Online Resources for Freelance Writers
I’ve been at the freelance writing game fulltime for a bit over five years now, and I have to admit, despite my decade’s background in the magazine and new media business, the learning curve was, at times, pretty steep.
These days, I occasionally get an email from a freelance newbie or a journalist pal who’s just been laid off, asking for advice on how this all works.
Well, it’s not really something you can encapsulate in an email or even a long lunch. In fact, I taught a four-week mediabistro.com class on writing for new media, and most of the students had never written a query, which really is the basic tool of selling your ideas — and yourself — as a freelance writer. While it’s hard to cram all that info in to a month-long class, there are plenty of resources online for writers looking to learn how to break into the freelance business.
Online forums catering to professional writers were a major help to me when I was just starting out. They’re a low pressure way to learn and absorb information, at your own pace, via conversations with writers frequently dealing with the same issues. But they can be somewhat hard to discover if you don’t know what you’re looking for. Here are a few that really worked well for me.

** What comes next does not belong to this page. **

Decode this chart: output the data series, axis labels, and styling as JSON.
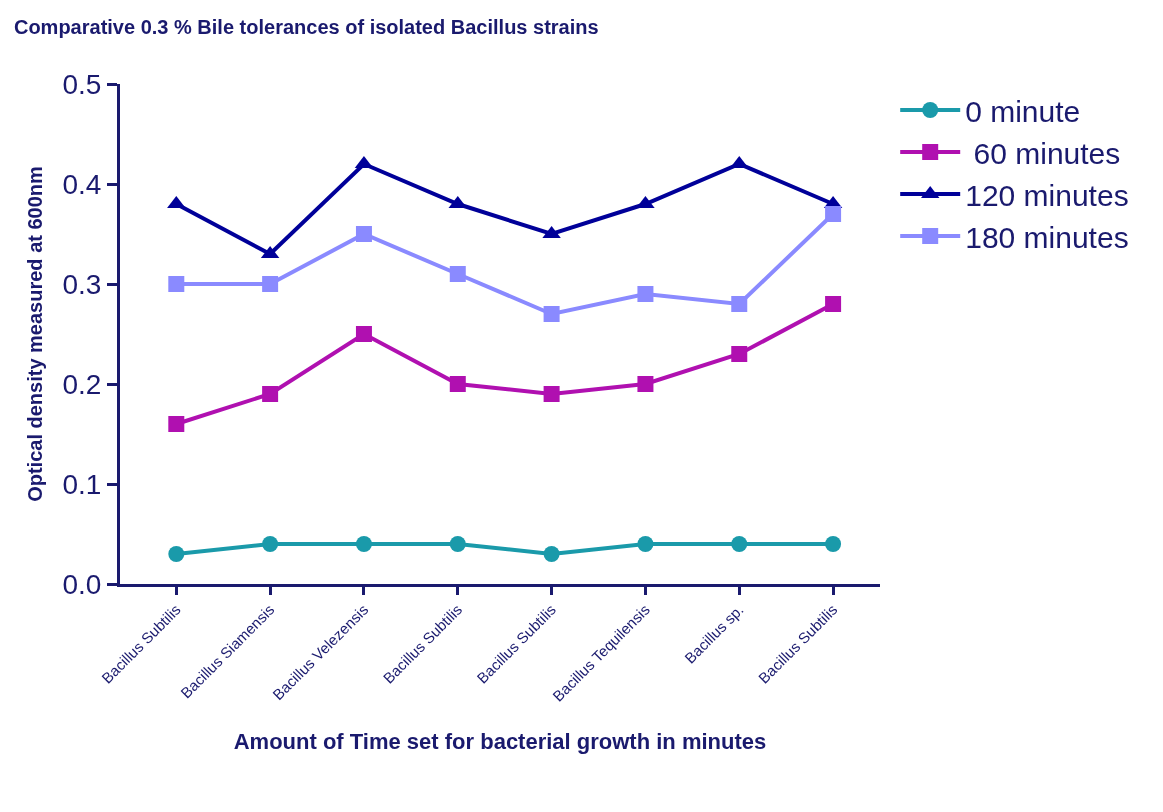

Freelance Success: FLX, as it’s known to regulars, is a great online water-cooler of sorts for working writers, with forums dedicated to print, new media, corporate writing and book publishing. It’s a warm environment, with writers ranging from newbies to seasoned vets, all who are definitely willing to share their experience and resources — yes, sometimes even editorial contacts — with their fellow writers. The $99 membership also gets you a weekly newsletter featuring new markets, and a section where you can check out real writers’ queries that worked. Definitely a great place to get your feet wet if you’re trying to get your first few clips, but also a great place to check in if you’re craving that water-cooler chatter while procrastinating on deadline. (I’m not talking about myself there, of course.)
American Society of Journalists And Authors: For writers who are a bit more experienced, ASJA, too, has a great forum, covering markets in print, new media, corporate work and book publishing, as well as watercooler and fiction sections. The forums are limited to members — and membership is limited to writers with significant evidence of publication, whether journalism or books. Plus, you can find ASJA’s backlog of their super-informative monthly newsletter online, too. But one of the real perks of membership is the annual conference in New York, held in late April, where members have the opportunity to pitch editors and agents in the personal pitch sessions, as well as attend panels with editors explaining exactly what they’re looking for. There are also expert-run panels on blogging, social networking, the book business, syndication, and all the nitty-gritty involved in running a freelance business. Two days of the conference are open to non-members, too, and it’s a great way to see whether the organization might be a good fit for you.
Mediabistro.com: While Mediabistro’s online forums leave something to be desired, its Avant Guild does offer some pretty awesome perks for working writers, namely the How to Pitch series, which Mediabistro has been working hard to get up-to-date. The series offers a primer on the market, with the editor’s take on exactly what they’re looking for, lead times, pay scale info and recent freelance pitches that have been accepted. Avant Guild membership also includes the Pitching an Agent column, Q&As with media newsmakers, and a pitches that worked section. Not a bad deal for $50 a year.
ProBlogger: It’s no longer free, but if you’re a blogging newbie, ProBlogger might just be worth the investment. The site really gets you thinking in terms of readership — getting and keeping an audience. Run by professional blogger Darren Rowse, who is proof that you can earn a pretty cush income blogging, the new version of the community offers forums, critique groups, and a crash course in SEO and other blogginess.
WordCount: Michelle Rafter’s comprehensive blog, now in its fifth year, focuses on living and working the freelance life in the digital age. Lots of great scoop here on craft, running a business, technology, and especially how the latest media news effects the working freelance writer. Michelle’s site is especially awesome for new media newbies. Case in point: check out her post on why there’s no such thing as a dumb Twitter questions. plus she runs the annual, always-awesome Blogathon.
uPod: The brainchild of prolific freelance god David Hochman, this writing community is hosted on a Google group. uPod — under-promise, over-deliver is Hochman’s mantra — offers up a daily slice of the freelance life, with discussions on everything from getting started, the magazine business, preventing burnout, story leads, controversies, and of course, how to get work. Best of the Pod? Hochman’s no drama approach, which reminds you, every so often, that it’s just freelancing, not life and death.